Алик, да заткнись уже, хорош петь,

дай поговорить с человеком.

– А прочтите что-нибудь из последнего?

– Ещё чего! Я свои стихи никому не читаю.

– Понятно…


Неловкая пауза



– А Королёв на ваши стихи почему песни

не поёт? – спрашиваю с деланным интересом

– Ещё запоёт. Я ему сюрприз к Новому году

готовлю. Вот как потеплеет, я со своим другом-

композитором встречусь, и мы напишем. Денис,

когда потеплеет, я вас к себе тоже приглашу, у меня

своя группа есть, дайте мне свой телефон…


И куда же она меня пригласит?

Я переминаюсь с ноги на ногу

Стучу зубами

Отшучиваюсь

Понятное дело

телефон не даю

Алик примостился к итартассовской стене, кемарит

Одним глазом сечёт поляну

Напелся, выложился, отвёл душеньку

– Алик, б…ть, я пришла, а ты спать, что ли, надумал?


Меня обычно коробит мат

 

Но из уст Светланы он звучит так мило, так поэтично

2,5 тысячи стихов – это вам не шутки

– Ладно, я побегу, – говорю я им

Перед уходом вкладываю Алику в его

задубевшие пальцы сторублёвку

Другой налички нет

Такая песенная программа и за такие жалкие крохи

– Прости, Алик.

Алик улыбается

Светлана тоже

Я отогреваюсь в кафе «Дома книги»

Пью какао

Пишу этот текст

Слушаю «Серенаду» Шуберта

Какой-то мужчина в сиреневом джемпере

сел к фортепиано и заиграл

Просто так

Песнь моя летит с мольбою тихо в час ночной

Всё ведь уже написано до нас

Всё ведь уже спето за нас

Алик убаюкал Москву

Света убаюкала Алика

«ИТАР-ТАСС» не спит

Бежит строка:

«Власти – Москвы – не – станут – вводить ограничения – на – новогодние – праздники»

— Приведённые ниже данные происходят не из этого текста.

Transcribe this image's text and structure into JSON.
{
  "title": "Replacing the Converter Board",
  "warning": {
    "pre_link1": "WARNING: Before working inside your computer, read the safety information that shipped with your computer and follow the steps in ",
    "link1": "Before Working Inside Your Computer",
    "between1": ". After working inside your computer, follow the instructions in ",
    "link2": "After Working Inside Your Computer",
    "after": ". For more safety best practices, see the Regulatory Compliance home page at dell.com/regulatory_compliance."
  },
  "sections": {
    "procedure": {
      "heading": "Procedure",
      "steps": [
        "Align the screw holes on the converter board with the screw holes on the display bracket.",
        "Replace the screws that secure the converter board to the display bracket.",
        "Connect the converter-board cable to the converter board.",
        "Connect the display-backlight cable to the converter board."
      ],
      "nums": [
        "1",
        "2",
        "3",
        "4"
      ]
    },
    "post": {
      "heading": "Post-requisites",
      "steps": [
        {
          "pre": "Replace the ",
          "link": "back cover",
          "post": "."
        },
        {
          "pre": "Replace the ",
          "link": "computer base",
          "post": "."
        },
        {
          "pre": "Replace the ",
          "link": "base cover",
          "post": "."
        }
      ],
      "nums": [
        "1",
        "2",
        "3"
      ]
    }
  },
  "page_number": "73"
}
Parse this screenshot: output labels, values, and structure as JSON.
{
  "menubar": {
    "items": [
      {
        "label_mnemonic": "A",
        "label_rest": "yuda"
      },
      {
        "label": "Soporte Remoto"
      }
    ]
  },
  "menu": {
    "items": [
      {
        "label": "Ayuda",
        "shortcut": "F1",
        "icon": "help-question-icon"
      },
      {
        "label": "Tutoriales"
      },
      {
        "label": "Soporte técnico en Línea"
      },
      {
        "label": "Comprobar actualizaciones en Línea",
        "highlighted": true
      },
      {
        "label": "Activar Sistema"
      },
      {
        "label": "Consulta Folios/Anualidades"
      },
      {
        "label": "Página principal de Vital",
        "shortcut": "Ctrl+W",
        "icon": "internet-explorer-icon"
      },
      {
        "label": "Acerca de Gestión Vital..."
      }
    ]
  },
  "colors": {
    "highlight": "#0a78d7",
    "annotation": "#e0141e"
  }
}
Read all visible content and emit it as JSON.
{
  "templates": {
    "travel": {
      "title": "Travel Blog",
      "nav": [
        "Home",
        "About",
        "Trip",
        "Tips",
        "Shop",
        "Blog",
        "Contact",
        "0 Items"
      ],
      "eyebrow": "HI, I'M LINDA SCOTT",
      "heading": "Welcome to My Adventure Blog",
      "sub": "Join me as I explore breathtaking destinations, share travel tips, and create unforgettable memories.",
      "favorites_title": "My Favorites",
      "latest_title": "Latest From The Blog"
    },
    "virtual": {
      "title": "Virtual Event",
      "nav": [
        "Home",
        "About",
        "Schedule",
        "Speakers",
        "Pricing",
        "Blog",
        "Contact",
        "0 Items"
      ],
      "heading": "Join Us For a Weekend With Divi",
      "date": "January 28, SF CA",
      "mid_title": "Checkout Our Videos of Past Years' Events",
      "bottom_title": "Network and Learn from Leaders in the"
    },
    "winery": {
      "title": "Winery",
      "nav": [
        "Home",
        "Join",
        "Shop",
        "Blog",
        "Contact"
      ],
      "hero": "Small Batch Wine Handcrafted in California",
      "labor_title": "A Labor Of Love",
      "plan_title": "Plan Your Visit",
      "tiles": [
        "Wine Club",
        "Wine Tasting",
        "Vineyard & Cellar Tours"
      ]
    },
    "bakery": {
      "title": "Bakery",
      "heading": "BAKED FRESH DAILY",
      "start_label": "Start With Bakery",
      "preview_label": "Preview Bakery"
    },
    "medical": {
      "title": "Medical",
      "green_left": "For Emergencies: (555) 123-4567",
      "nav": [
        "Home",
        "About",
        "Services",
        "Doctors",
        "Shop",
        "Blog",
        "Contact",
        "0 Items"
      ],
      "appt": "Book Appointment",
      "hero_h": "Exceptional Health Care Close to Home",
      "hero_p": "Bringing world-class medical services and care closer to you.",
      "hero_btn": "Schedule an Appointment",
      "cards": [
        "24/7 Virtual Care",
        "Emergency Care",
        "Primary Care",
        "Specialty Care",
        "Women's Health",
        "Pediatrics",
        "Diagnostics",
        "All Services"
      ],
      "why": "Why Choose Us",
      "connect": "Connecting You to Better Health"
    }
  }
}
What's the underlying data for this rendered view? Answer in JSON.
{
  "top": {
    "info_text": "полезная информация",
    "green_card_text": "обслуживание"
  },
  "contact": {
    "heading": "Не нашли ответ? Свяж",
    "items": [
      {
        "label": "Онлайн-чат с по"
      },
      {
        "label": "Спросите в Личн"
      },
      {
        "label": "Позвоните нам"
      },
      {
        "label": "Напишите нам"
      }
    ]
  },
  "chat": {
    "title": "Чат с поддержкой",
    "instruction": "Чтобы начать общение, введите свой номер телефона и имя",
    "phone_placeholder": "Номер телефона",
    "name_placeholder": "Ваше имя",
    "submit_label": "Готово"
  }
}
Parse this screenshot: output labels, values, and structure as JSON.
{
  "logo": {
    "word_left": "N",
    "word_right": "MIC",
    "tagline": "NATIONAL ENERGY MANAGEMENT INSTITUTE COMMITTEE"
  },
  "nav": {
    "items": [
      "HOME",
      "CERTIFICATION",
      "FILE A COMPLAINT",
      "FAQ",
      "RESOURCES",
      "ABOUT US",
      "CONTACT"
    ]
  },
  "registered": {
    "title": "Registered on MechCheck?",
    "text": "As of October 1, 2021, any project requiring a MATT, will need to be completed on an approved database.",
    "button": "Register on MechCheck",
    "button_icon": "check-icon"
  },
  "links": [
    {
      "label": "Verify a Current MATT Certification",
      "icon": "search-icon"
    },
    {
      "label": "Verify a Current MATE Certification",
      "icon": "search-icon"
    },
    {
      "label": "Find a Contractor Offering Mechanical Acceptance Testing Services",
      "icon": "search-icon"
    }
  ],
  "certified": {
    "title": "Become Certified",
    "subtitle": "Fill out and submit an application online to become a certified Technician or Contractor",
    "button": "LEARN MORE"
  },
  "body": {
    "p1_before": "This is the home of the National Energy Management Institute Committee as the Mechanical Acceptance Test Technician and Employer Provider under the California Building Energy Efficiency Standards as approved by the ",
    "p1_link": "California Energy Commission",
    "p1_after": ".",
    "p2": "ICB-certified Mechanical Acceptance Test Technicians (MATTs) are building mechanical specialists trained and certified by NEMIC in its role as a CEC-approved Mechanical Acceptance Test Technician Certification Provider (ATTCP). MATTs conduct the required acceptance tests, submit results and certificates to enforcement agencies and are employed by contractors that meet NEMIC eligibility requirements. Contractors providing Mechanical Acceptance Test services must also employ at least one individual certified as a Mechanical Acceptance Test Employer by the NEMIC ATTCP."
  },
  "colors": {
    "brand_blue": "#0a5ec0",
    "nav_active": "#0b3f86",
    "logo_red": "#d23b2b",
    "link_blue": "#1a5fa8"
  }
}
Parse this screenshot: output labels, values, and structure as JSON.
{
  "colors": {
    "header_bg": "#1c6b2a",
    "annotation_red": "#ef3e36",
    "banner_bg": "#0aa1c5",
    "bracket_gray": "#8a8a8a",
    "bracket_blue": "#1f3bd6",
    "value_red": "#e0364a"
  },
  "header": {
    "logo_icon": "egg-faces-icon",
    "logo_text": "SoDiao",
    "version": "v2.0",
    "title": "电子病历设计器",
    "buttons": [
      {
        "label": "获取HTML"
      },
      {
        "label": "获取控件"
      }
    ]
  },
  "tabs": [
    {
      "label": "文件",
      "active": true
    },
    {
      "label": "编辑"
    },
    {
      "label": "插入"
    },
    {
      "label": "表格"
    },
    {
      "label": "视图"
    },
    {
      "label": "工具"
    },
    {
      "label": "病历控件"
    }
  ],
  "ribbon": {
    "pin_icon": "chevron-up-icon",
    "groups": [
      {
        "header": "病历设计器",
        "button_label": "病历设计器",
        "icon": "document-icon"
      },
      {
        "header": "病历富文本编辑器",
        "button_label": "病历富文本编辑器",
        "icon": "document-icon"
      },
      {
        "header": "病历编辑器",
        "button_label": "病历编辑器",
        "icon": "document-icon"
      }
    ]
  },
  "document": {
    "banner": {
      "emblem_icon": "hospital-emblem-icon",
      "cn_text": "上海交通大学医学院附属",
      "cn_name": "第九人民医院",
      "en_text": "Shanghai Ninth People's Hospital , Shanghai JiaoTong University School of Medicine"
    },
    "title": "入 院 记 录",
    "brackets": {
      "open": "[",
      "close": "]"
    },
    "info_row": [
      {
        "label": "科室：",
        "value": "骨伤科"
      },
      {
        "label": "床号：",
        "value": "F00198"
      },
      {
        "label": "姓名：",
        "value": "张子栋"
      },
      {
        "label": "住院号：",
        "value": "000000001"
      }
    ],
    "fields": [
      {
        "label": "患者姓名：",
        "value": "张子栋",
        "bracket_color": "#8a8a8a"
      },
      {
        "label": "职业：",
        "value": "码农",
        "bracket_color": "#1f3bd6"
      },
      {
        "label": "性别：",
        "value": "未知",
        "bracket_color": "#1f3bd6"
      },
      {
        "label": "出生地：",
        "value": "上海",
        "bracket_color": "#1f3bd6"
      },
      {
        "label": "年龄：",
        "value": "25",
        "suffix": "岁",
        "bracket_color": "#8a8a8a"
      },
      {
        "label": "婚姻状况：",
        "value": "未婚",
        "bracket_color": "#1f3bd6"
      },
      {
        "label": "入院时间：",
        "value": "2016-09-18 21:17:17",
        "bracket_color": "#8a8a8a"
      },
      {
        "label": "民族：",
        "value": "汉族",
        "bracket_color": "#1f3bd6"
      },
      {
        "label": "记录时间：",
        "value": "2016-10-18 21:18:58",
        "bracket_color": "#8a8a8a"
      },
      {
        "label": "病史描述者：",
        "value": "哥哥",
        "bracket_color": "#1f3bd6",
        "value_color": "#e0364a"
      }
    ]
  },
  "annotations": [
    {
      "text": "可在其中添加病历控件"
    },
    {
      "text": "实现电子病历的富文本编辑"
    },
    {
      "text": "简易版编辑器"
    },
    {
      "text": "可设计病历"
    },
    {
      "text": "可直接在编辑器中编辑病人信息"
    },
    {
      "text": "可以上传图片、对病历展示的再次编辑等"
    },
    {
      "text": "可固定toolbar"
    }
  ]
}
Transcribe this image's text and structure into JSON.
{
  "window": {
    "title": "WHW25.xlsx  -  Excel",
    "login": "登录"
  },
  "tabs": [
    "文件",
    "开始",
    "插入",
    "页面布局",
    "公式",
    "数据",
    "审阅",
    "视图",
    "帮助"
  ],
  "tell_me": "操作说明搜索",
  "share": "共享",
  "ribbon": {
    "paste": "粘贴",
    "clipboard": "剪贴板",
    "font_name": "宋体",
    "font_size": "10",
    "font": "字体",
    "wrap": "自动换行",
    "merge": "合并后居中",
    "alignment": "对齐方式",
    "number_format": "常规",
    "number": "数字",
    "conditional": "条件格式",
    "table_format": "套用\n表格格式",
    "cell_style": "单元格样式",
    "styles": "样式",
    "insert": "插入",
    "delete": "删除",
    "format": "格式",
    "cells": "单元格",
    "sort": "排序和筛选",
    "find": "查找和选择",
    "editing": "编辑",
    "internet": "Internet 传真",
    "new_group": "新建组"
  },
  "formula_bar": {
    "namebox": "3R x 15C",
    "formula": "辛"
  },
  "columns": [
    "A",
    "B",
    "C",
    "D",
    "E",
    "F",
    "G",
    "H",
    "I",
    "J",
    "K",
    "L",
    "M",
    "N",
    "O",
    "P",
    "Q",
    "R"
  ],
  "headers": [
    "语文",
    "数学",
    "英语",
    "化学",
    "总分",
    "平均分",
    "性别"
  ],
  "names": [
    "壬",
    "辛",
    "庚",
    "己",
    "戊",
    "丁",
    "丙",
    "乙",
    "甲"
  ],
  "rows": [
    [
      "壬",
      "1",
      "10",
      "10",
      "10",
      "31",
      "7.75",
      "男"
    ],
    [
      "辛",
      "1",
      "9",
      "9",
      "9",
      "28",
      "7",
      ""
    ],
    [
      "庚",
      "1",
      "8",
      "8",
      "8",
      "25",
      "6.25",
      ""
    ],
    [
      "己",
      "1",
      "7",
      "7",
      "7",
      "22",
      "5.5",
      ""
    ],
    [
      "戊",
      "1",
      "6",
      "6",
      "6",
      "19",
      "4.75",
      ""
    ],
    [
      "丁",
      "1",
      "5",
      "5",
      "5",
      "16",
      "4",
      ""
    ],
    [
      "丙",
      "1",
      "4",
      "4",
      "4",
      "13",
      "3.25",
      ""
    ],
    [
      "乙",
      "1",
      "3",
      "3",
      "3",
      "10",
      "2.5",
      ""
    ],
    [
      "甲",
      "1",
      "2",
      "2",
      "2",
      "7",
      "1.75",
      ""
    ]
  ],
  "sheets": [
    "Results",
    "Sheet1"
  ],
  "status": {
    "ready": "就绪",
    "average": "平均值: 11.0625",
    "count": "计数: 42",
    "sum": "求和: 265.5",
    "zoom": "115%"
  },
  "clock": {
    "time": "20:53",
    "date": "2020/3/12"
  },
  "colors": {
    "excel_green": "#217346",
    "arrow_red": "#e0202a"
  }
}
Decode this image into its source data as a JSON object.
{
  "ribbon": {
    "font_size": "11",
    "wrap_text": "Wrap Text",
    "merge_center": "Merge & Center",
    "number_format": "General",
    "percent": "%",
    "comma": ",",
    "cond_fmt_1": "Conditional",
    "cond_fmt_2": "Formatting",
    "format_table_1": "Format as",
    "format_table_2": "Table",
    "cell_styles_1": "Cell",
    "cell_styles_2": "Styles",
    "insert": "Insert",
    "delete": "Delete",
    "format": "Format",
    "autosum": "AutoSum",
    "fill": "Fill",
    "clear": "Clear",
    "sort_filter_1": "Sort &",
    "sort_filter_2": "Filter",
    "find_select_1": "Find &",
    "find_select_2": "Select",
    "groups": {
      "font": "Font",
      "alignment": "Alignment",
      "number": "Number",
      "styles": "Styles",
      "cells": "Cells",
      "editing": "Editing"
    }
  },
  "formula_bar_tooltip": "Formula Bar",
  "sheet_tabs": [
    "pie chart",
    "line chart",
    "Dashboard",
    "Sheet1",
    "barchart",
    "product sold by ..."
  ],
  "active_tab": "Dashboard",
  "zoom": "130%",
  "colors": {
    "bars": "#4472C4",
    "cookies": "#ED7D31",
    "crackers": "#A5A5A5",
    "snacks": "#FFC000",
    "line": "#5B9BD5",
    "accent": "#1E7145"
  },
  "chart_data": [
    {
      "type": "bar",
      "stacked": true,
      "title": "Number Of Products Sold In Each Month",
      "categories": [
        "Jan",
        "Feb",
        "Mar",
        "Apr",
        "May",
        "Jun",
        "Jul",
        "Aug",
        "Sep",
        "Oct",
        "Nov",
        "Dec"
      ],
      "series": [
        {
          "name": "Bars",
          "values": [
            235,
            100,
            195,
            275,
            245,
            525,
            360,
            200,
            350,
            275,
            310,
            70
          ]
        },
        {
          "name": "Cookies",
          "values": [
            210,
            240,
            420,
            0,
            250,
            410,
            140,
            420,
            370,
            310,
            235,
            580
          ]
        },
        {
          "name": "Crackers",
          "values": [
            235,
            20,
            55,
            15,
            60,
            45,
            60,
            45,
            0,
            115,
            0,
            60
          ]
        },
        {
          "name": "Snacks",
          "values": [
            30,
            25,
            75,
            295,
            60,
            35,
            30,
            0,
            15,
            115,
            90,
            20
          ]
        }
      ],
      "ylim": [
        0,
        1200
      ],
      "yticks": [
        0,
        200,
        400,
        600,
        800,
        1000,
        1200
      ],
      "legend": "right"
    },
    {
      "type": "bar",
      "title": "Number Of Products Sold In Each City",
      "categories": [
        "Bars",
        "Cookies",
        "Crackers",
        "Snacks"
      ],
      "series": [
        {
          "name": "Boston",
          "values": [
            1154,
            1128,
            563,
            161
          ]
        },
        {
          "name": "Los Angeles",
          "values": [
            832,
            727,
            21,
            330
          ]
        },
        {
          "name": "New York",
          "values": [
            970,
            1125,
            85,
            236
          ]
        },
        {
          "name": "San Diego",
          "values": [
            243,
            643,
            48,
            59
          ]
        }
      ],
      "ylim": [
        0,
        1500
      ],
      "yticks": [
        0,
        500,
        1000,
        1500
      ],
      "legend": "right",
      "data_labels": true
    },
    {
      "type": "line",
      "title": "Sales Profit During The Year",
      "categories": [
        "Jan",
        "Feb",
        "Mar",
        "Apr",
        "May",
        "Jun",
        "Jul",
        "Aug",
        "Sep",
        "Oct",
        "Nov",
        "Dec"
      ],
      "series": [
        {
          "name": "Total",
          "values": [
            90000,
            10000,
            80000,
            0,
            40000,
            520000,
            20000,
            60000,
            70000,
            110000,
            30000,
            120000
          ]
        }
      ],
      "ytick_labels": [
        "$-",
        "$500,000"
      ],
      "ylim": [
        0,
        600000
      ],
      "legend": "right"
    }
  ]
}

У Алика 7 января день рождения

Ему стукнет 56

Давайте поздравим

Мы ведь можем



Бродячая Гета

Я вышел из книжного магазина «Москва».


Купил «Мою жизнь» Коровина и «Категории композиции. Категории цвета» Кочергина.


Вышел, выдохнул, что детекторы на входе не запиликали.

Мне всегда кажется, что я вынес из «Москвы» больше, чем сейчас в моём пакете. Выбросил в урну чек – подтверждение, что не вор.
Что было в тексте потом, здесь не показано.